Take a trip back to the ye old days of A.D. Nineteen Hundred and Ninety-Three (1993). Harlem still had its true grit, 8mm was king of art house film, and the Queen was Latifah–at the Apollo Theater, at least. Photographer and blogger Gregoire Alessandrini gives us a rare peak into this quintessential New York neighborhood’s past through a 4 minute film of a ride he took on the M101 bus along Amsterdam and Lexington Avenues by way of 125th Street. The grainy black & white film is not the only thing about the video that has high contrast. It is remarkable to see the differences between the New York of today and the New York of just two decades ago.
These differences are what Alessandrini dedicates his blog to, as all of his content was originally produced between 1991 and 1998. His works include photo collections of 42nd Street and Times Square (when the decline in the porn industry gave way to British Airways’ Concorde ads), Coney Island, the old World Trade Center in its heyday as an icon, and subway commuting on an F train that actually looks quite similar. Indeed, many notable locales bear similar resemblance to today, but it is within the nuanced differences of street signs and advertisement logos where the spirit of Alessandrini’s work truly shines. Then again, his photos of the Meatpacking District might send you reeling.
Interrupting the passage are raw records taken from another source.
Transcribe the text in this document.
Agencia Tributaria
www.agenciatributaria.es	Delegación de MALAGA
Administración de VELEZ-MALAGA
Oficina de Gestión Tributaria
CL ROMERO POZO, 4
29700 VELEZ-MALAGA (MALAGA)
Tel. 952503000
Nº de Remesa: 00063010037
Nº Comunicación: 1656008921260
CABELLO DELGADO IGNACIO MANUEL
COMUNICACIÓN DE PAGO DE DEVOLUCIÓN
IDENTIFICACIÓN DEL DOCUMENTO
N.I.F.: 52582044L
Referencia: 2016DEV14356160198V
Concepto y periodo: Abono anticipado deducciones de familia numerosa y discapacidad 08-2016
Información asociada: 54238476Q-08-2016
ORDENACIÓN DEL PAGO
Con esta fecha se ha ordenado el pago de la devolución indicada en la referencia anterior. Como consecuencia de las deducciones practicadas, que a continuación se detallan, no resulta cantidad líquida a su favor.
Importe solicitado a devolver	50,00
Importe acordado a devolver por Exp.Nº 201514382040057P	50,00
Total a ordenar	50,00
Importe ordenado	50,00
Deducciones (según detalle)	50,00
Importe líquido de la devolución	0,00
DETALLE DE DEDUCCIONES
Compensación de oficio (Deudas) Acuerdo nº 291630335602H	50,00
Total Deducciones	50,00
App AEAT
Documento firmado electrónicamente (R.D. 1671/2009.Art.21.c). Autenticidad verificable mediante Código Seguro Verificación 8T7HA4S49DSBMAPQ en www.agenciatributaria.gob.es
One must pay particular attention in his Harlem bus ride film to notice the brief glimpses into a markedly different past, such as the boxed “DONT WALK” signs that have been replaced by the now ubiquitous flashing orange hands. Alessandrini also helps guide your eye, further pointing out the old menu at MG Soul Food’s Diner (it was serving fried chicken then) and the sign announcing Amateur Night’s regular MC, Ralph Cooper. Though the angle of the film is from the bus, we can all safely assume that he wasn’t riding on a clear-air hybrid electric model.